Wednesday, November 19, 2008

11-19

The president as a national leader
1) Presidents carry into office a broad political vision that reflects their ideology and priorities
A) Lyndon Johnson for example saw government as a true force for promoting justice equality. Once in office, he tried to give life to that philosophy with great society programs
B) Ronald Reagan came into office seeing government as part of the problem rather than solution. He tried to promote freedom by pursuing policy that would reduce the role of government in American life.
2) The presidents central role in our political system guarantees that he can always command attention for his agenda through congress. However, this doesn't guarantee success in Congress.

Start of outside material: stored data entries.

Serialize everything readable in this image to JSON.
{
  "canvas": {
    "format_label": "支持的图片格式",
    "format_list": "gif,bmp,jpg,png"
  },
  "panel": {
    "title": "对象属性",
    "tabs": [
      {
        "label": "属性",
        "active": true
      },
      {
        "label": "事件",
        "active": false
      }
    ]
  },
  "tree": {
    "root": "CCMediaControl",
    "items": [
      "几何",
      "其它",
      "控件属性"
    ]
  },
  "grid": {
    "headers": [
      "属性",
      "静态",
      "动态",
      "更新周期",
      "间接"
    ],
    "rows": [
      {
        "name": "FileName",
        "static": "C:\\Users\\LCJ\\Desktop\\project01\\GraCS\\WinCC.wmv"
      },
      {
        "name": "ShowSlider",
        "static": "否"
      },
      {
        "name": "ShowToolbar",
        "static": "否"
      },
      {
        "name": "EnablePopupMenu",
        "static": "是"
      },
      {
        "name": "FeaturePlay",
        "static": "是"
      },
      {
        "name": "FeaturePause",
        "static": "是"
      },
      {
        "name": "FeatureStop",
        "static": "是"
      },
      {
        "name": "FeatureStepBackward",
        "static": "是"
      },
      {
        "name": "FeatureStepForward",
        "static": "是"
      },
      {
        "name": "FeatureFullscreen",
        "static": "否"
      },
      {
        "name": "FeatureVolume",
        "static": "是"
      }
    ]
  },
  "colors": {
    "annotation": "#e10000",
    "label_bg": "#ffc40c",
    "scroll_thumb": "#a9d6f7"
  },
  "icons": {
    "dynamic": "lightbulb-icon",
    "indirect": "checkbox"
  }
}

3) Thus the president is the “chief lobbyist” as well as an agenda settler. Presidents spend considerable time working to get legislation passed in the form they want it in
A) He might:
I) use the media to draw attention to his legislative program
II) Remind his legislators of his high public approval
III) Make use of a partisan majority if his party controls the congress
IV) The president has a legislative liaison staff to help him with lobbying legislators
B) The white house will also work directly with interest groups to try to get them to activate members and to get their Washington DC representative to lobby congress directly
4) Part of the president’s job is to lead his party
A) Because parties are relatively weak in the US this is an informal duty (not specified in the constitution) with no prescribed tasks
B) the president has become “fundraiser in chief” for his party, largely because it is in his best interest to have more members of his party in congress
The president as a world leader
1) For nearly forty years the president’s priorities as world leader was to contain communism
2) American presidents are now entering a new era in which there is more emphasis n managing economic relations with the rest of the world
A) Trade relations are particularly important yet incredibly complex
B) The case of designing china as normal trading partner reveals the difficulty president face in balancing specific domestic interests the national interest as a whole and, international interests
3) Periodically the president faces a grave situation in which conflict is imminent or a small conflict threatens to explode into a larger war
A) How a president handles such crisis can be critical to the success of the presidency. He must exercise good judgment
B) It is different to go beyond rather general advice in trying to design an ideal procedure for handling crisis. Almost by definition each crisis is a unique event
Presidential character
1) A president’s actions in office reflects something more than his political views. They also reflect the inner forces that give rise to his basic character.
2) Personality characteristics clearly have an important effect on the president success or failure in office. However, character is only one of a hundred of factors that go into making a successful president.